The lightweight fuel cells are starting to show up in the civilian market. The first models are expensive (several times the cost of a comparable gasoline powered generator), but the intended market, initially, will be backpackers, and the many soldiers who buy additional equipment with their own money. Militarized fuel cell systems are soon to enter service. But some troops are already buying the commercial versions. For example, two years ago Toshiba offered a ten ounce (289 gram) fuel cell that can recharge two cell phones at once. This device cost $300 and the 50 ml (two ounce) methanol cartridge costs $30. Since then, several other manufacturers have come out with similar devices costing less than $100.
A major problem with these small fuel cell devices is that it is mainly for items like cell phones and iPods, or anything that can get its charge via a USB connector.
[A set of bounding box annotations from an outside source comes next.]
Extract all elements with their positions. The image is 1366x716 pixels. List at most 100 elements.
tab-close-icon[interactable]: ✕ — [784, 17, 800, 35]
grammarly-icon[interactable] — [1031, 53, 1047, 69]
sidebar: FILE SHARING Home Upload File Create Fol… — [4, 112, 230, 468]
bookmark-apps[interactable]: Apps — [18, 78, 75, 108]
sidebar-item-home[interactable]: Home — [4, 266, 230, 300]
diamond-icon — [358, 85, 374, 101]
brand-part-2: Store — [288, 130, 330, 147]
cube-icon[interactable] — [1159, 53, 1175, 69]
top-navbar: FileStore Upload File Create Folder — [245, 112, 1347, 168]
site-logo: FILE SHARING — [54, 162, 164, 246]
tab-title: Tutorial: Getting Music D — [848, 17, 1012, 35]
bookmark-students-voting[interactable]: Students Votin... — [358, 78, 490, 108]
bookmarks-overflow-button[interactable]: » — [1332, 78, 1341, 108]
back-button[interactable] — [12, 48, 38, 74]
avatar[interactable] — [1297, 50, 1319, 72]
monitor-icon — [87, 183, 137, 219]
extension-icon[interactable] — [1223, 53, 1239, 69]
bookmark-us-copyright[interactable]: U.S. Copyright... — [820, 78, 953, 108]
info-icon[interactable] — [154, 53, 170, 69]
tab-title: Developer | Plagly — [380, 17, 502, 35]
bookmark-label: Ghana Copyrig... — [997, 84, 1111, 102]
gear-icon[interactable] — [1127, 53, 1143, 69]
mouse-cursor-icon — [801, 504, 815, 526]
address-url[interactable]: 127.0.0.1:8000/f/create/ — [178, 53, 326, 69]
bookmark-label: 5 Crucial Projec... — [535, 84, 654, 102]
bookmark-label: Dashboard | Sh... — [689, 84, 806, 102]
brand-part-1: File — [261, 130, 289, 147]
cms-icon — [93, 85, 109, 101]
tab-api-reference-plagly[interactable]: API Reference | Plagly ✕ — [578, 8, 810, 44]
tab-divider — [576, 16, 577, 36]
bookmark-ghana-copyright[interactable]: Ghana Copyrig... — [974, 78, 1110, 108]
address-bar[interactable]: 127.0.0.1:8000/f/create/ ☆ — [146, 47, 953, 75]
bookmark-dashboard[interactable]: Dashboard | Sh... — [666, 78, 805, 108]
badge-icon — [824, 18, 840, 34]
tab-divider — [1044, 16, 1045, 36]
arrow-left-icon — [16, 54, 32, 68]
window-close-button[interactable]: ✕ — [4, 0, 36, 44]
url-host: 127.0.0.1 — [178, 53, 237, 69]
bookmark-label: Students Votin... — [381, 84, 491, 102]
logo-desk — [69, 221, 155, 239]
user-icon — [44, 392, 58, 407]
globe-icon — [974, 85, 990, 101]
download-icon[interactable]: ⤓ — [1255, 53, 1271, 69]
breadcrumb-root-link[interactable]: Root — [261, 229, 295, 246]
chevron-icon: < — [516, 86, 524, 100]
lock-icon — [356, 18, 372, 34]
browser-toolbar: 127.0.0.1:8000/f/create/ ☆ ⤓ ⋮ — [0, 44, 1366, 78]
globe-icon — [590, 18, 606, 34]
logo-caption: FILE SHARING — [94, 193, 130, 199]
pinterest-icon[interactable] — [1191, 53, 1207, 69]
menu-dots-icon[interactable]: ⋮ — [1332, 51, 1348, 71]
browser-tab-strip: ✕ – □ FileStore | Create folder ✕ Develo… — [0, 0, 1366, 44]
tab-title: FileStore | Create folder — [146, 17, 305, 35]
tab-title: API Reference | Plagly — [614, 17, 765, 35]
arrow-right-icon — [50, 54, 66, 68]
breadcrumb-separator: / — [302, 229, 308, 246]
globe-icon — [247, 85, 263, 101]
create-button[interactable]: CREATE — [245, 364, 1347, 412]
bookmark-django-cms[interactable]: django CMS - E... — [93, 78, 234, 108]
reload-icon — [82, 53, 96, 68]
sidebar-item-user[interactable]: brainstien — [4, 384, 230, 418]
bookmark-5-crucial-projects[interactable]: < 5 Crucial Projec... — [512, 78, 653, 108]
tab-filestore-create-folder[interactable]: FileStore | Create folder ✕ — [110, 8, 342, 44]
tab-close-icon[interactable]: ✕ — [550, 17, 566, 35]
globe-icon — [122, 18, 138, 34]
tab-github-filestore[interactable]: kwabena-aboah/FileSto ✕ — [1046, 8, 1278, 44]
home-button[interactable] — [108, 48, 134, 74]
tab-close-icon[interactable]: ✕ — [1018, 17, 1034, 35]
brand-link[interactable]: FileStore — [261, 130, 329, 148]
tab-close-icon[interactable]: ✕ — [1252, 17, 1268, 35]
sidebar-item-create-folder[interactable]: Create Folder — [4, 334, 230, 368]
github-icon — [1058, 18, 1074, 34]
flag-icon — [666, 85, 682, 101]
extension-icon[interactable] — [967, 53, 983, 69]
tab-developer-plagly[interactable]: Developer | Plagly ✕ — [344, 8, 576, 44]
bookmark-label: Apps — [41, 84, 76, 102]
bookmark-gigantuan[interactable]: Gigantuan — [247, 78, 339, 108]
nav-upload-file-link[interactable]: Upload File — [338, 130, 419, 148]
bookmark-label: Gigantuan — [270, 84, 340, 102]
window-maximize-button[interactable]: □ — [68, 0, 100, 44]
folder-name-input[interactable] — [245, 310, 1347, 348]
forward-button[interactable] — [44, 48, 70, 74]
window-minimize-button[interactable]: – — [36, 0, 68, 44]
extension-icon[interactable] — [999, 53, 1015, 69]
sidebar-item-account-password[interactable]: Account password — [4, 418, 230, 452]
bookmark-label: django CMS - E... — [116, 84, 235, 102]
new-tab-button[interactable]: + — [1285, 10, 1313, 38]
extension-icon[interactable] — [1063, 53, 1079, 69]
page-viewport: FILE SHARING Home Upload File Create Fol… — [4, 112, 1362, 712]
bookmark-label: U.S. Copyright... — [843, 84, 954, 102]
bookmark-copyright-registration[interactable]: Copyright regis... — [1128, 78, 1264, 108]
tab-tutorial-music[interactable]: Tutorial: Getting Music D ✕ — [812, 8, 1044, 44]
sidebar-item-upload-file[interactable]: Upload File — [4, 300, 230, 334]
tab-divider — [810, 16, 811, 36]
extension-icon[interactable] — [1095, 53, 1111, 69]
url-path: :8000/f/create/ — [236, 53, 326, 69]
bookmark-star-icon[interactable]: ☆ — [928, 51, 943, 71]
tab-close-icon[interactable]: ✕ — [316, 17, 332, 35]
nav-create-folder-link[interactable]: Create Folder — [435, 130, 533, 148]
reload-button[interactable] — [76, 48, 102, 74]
For military use, you need a device that can recharge common batteries, and specialized ones for military equipment. Technically, that is a simple matter, as is scaling up the current miniature fuel cell devices (about the size of a hand held game player) to provide more power. The problem with fuel cells remains their temperamental technology and high cost. But the military is willing to buy one that can stand rough handling, even at a high price, because of the even higher cost of getting fuel to the combat zone.